Right to Lodge a Complaint
Where the data subject considers that his or her rights have been infringed or that the processing of his or her personal data is in breach of the applicable legislation, he or she has the right to lodge a complaint with the Italian Data Protection Authority, in accordance with the procedures indicated by the Authority.
Nature of Data Provision
With reference to the purposes of processing described above, the provision of data by the data subject is optional.
In the event that data are not provided, navigation on the Website shall nonetheless remain possible, without any additional processing being carried out.
Note. The above does not apply to the use of strictly necessary cookies.
It is specified that where the functionality of such cookies has been limited through the settings of the browser used, depending on the circumstances, correct navigation of the Website may be difficult or impossible.
Methods of Processing
Personal data shall be processed by electronic and telematic means and shall be stored in relevant databases accessible to employees and collaborators of the Foundation who have been duly authorised.
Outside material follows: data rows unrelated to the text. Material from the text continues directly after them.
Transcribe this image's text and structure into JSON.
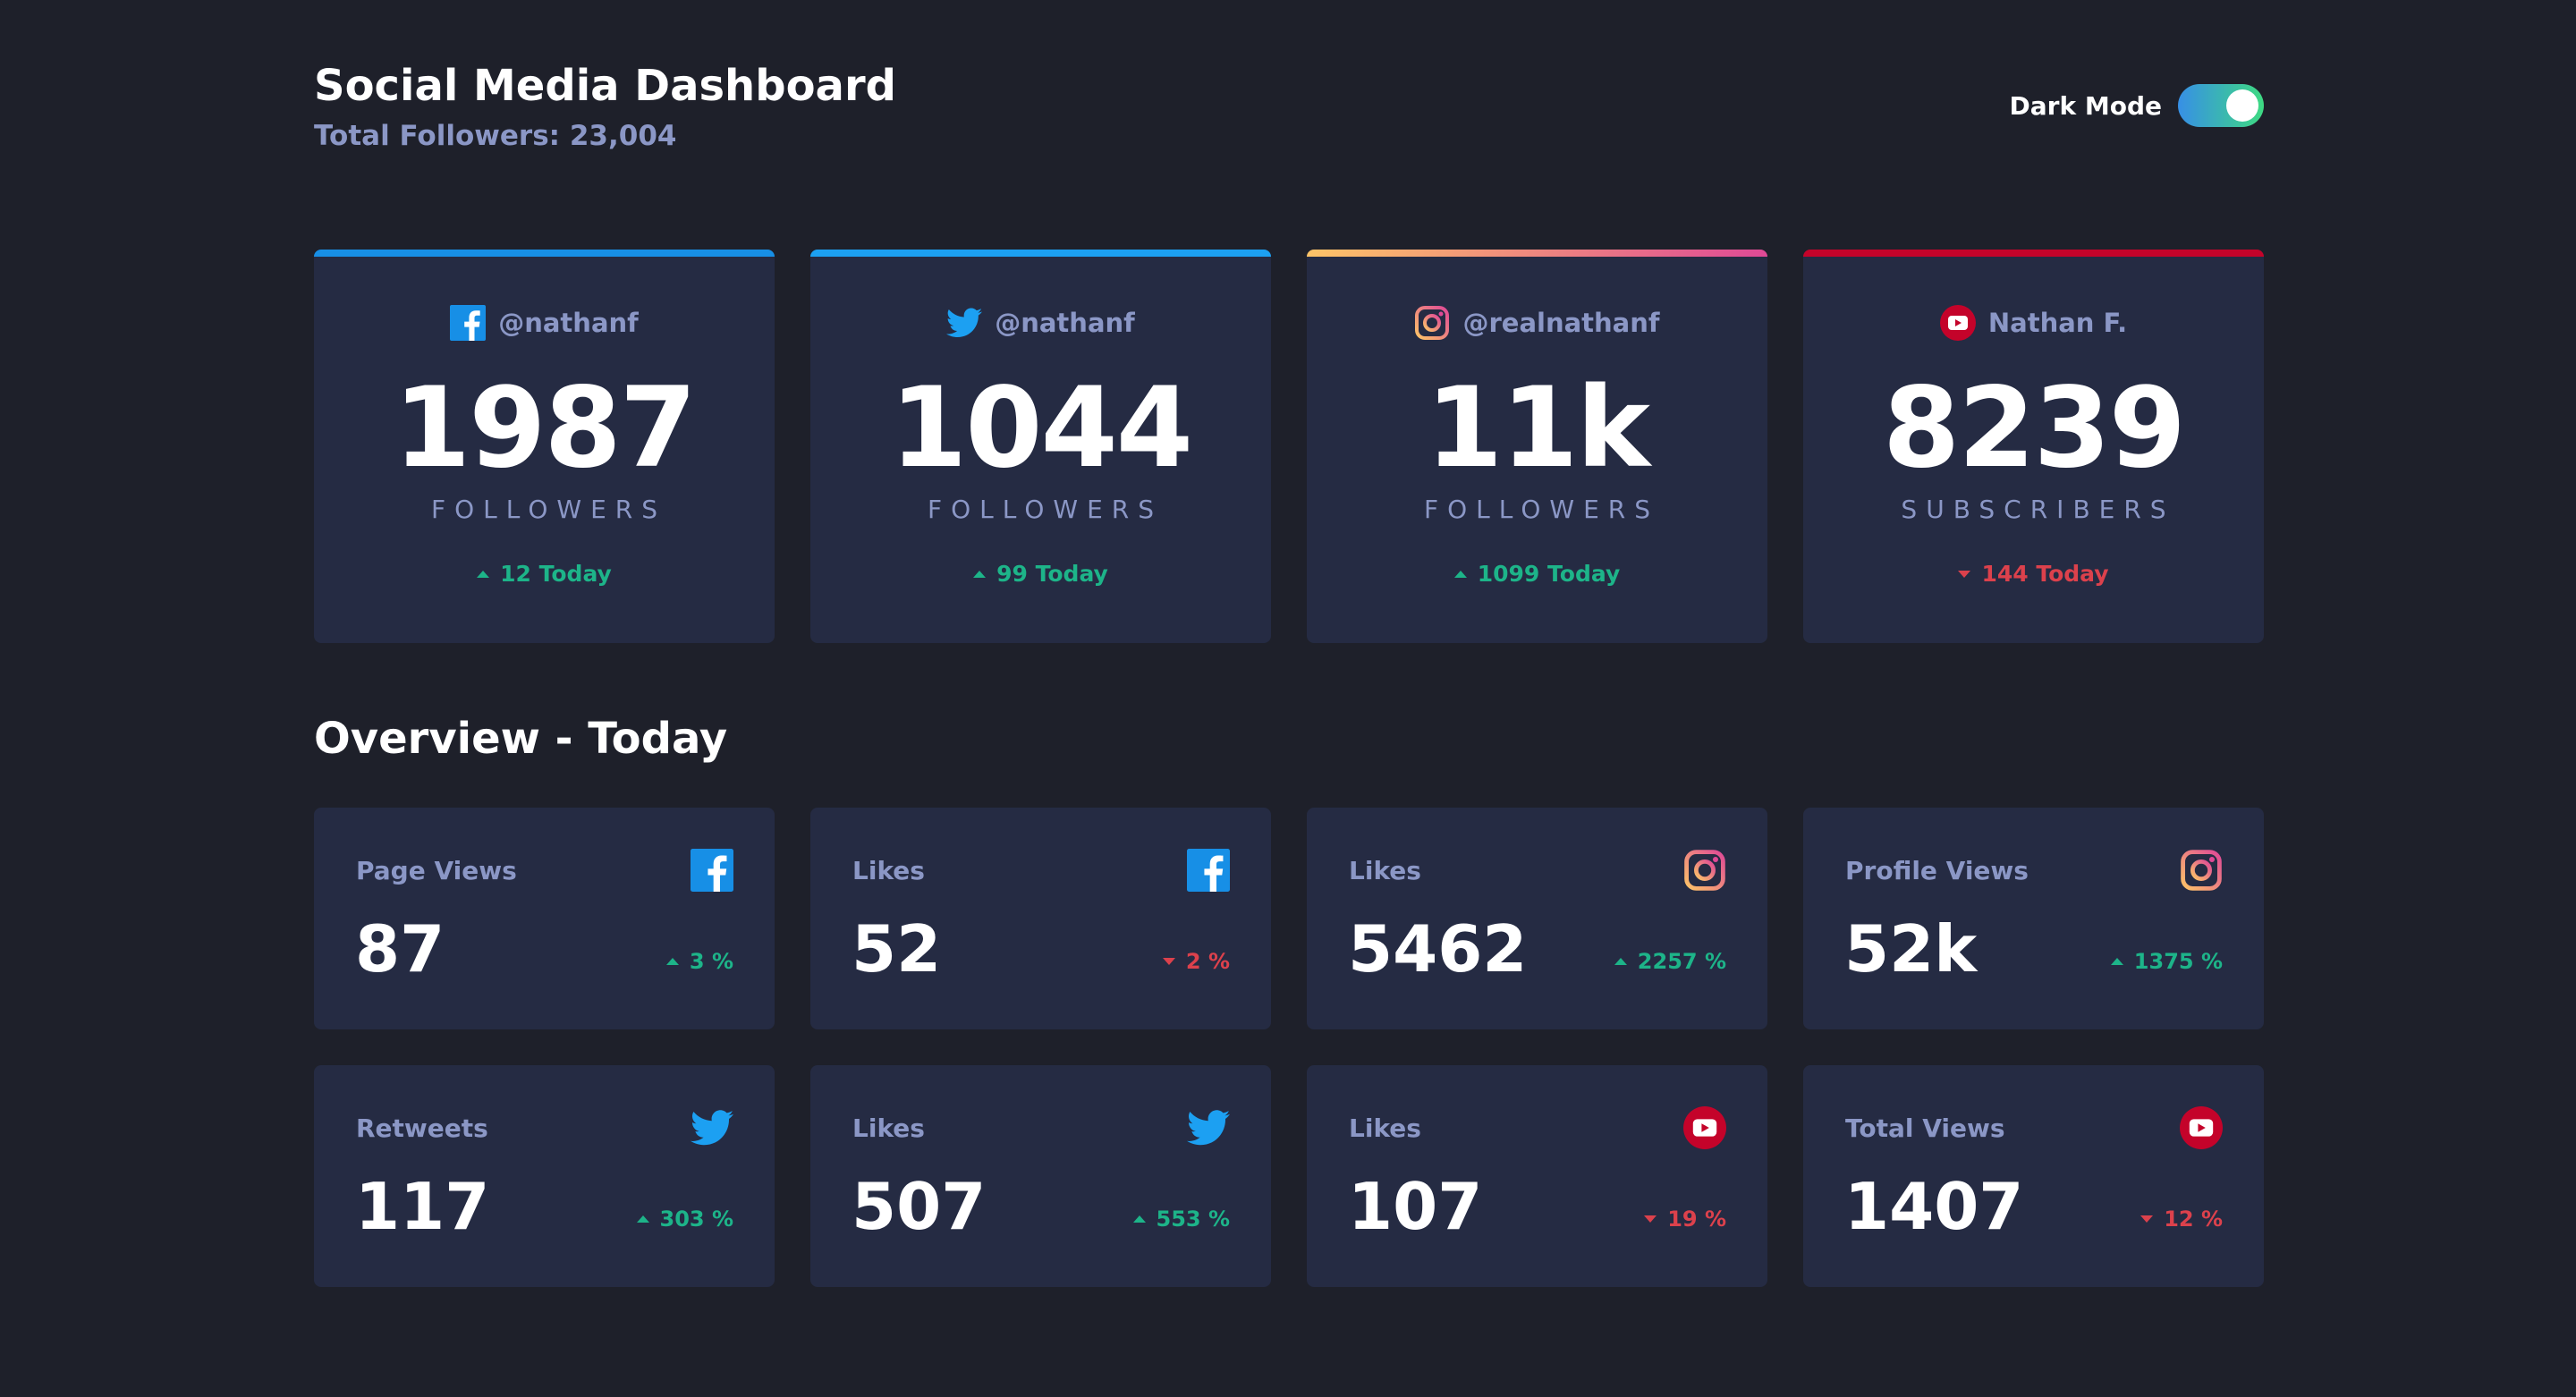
{
  "header": {
    "title": "Social Media Dashboard",
    "total_followers": "Total Followers: 23,004",
    "dark_mode_label": "Dark Mode",
    "dark_mode_on": true
  },
  "colors": {
    "background": "#1e202a",
    "card": "#252b43",
    "muted_text": "#8b97c6",
    "up": "#1db489",
    "down": "#dc414c",
    "facebook": "#178fe6",
    "twitter": "#1ca0f2",
    "youtube": "#c4032a"
  },
  "cards": [
    {
      "platform": "facebook",
      "icon": "facebook-icon",
      "handle": "@nathanf",
      "count": "1987",
      "label": "FOLLOWERS",
      "change": "12 Today",
      "direction": "up"
    },
    {
      "platform": "twitter",
      "icon": "twitter-icon",
      "handle": "@nathanf",
      "count": "1044",
      "label": "FOLLOWERS",
      "change": "99 Today",
      "direction": "up"
    },
    {
      "platform": "instagram",
      "icon": "instagram-icon",
      "handle": "@realnathanf",
      "count": "11k",
      "label": "FOLLOWERS",
      "change": "1099 Today",
      "direction": "up"
    },
    {
      "platform": "youtube",
      "icon": "youtube-icon",
      "handle": "Nathan F.",
      "count": "8239",
      "label": "SUBSCRIBERS",
      "change": "144 Today",
      "direction": "down"
    }
  ],
  "overview": {
    "title": "Overview - Today",
    "items": [
      {
        "label": "Page Views",
        "icon": "facebook-icon",
        "value": "87",
        "change": "3 %",
        "direction": "up"
      },
      {
        "label": "Likes",
        "icon": "facebook-icon",
        "value": "52",
        "change": "2 %",
        "direction": "down"
      },
      {
        "label": "Likes",
        "icon": "instagram-icon",
        "value": "5462",
        "change": "2257 %",
        "direction": "up"
      },
      {
        "label": "Profile Views",
        "icon": "instagram-icon",
        "value": "52k",
        "change": "1375 %",
        "direction": "up"
      },
      {
        "label": "Retweets",
        "icon": "twitter-icon",
        "value": "117",
        "change": "303 %",
        "direction": "up"
      },
      {
        "label": "Likes",
        "icon": "twitter-icon",
        "value": "507",
        "change": "553 %",
        "direction": "up"
      },
      {
        "label": "Likes",
        "icon": "youtube-icon",
        "value": "107",
        "change": "19 %",
        "direction": "down"
      },
      {
        "label": "Total Views",
        "icon": "youtube-icon",
        "value": "1407",
        "change": "12 %",
        "direction": "down"
      }
    ]
  }
}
Such persons may carry out operations of consultation, use, processing, comparison and any other appropriate operation, including automated processing, in compliance with the legal provisions necessary to ensure, inter alia, the confidentiality and security of the data, as well as their accuracy, updating and relevance in relation to the stated purposes.
Amendments and Updates
Fondazione Cariplo may make amendments and/or additions to this privacy notice, also as a consequence of any subsequent legislative or regulatory changes.
In such cases, the updated version of this privacy notice shall be communicated as soon as possible using methods intended to reach data subjects as promptly as possible.